On the cuprates' universal waterfall feature: evidence of a momentum-driven crossover

TL;DR

This paper investigates the universal waterfall and high-energy kink features in cuprates' spectral functions, attributing them to a momentum-driven crossover influenced by spin-polaron and local correlation effects, with implications for superconductivity.

Contribution

It introduces a unified explanation for the waterfall and kink features in cuprates, linking them to a momentum-dependent crossover driven by spin-polaron interactions.

Findings

Waterfall and kink features are universal in cuprates.

These features originate from a momentum-driven crossover.
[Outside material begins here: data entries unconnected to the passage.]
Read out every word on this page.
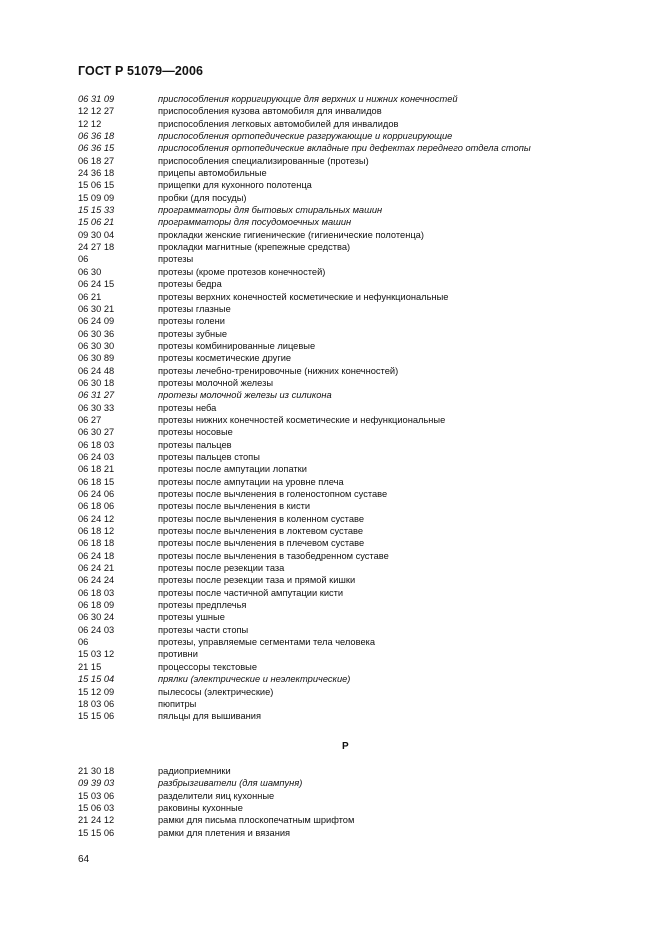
ГОСТ Р 51079—2006
06 31 09	приспособления корригирующие для верхних и нижних конечностей
12 12 27	приспособления кузова автомобиля для инвалидов
12 12	приспособления легковых автомобилей для инвалидов
06 36 18	приспособления ортопедические разгружающие и корригирующие
06 36 15	приспособления ортопедические вкладные при дефектах переднего отдела стопы
06 18 27	приспособления специализированные (протезы)
24 36 18	прицепы автомобильные
15 06 15	прищепки для кухонного полотенца
15 09 09	пробки (для посуды)
15 15 33	программаторы для бытовых стиральных машин
15 06 21	программаторы для посудомоечных машин
09 30 04	прокладки женские гигиенические (гигиенические полотенца)
24 27 18	прокладки магнитные (крепежные средства)
06	протезы
06 30	протезы (кроме протезов конечностей)
06 24 15	протезы бедра
06 21	протезы верхних конечностей косметические и нефункциональные
06 30 21	протезы глазные
06 24 09	протезы голени
06 30 36	протезы зубные
06 30 30	протезы комбинированные лицевые
06 30 89	протезы косметические другие
06 24 48	протезы лечебно-тренировочные (нижних конечностей)
06 30 18	протезы молочной железы
06 31 27	протезы молочной железы из силикона
06 30 33	протезы неба
06 27	протезы нижних конечностей косметические и нефункциональные
06 30 27	протезы носовые
06 18 03	протезы пальцев
06 24 03	протезы пальцев стопы
06 18 21	протезы после ампутации лопатки
06 18 15	протезы после ампутации на уровне плеча
06 24 06	протезы после вычленения в голеностопном суставе
06 18 06	протезы после вычленения в кисти
06 24 12	протезы после вычленения в коленном суставе
06 18 12	протезы после вычленения в локтевом суставе
06 18 18	протезы после вычленения в плечевом суставе
06 24 18	протезы после вычленения в тазобедренном суставе
06 24 21	протезы после резекции таза
06 24 24	протезы после резекции таза и прямой кишки
06 18 03	протезы после частичной ампутации кисти
06 18 09	протезы предплечья
06 30 24	протезы ушные
06 24 03	протезы части стопы
06	протезы, управляемые сегментами тела человека
15 03 12	противни
21 15	процессоры текстовые
15 15 04	прялки (электрические и неэлектрические)
15 12 09	пылесосы (электрические)
18 03 06	пюпитры
15 15 06	пяльцы для вышивания
Р
21 30 18	радиоприемники
09 39 03	разбрызгиватели (для шампуня)
15 03 06	разделители яиц кухонные
15 06 03	раковины кухонные
21 24 12	рамки для письма плоскопечатным шрифтом
15 15 06	рамки для плетения и вязания
64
The scenario applies across doping levels within the superconducting dome.

Abstract

We study two related universal anomalies of the spectral function of cuprates, so called waterfall and high-energy kink features, by a combined cellular dynamical mean-field theory and angle-resolved photoemission study for the oxychloride Na$_x$Ca$_{2-x}$CuO$_2$Cl$_2$ (Na-CCOC). Tracing their origin back to an interplay of spin-polaron and local correlation effects both in undoped and hole-doped (Na-)CCOC, we establish them as a universal crossover between regions differing in the momentum dependence of the coupling and not necessarily in the related quasiparticles' energies. The proposed scenario extends to doping levels coinciding with the cuprate's superconducting dome and motivates further investigations of the fate of spin-polarons in the superconducting phase.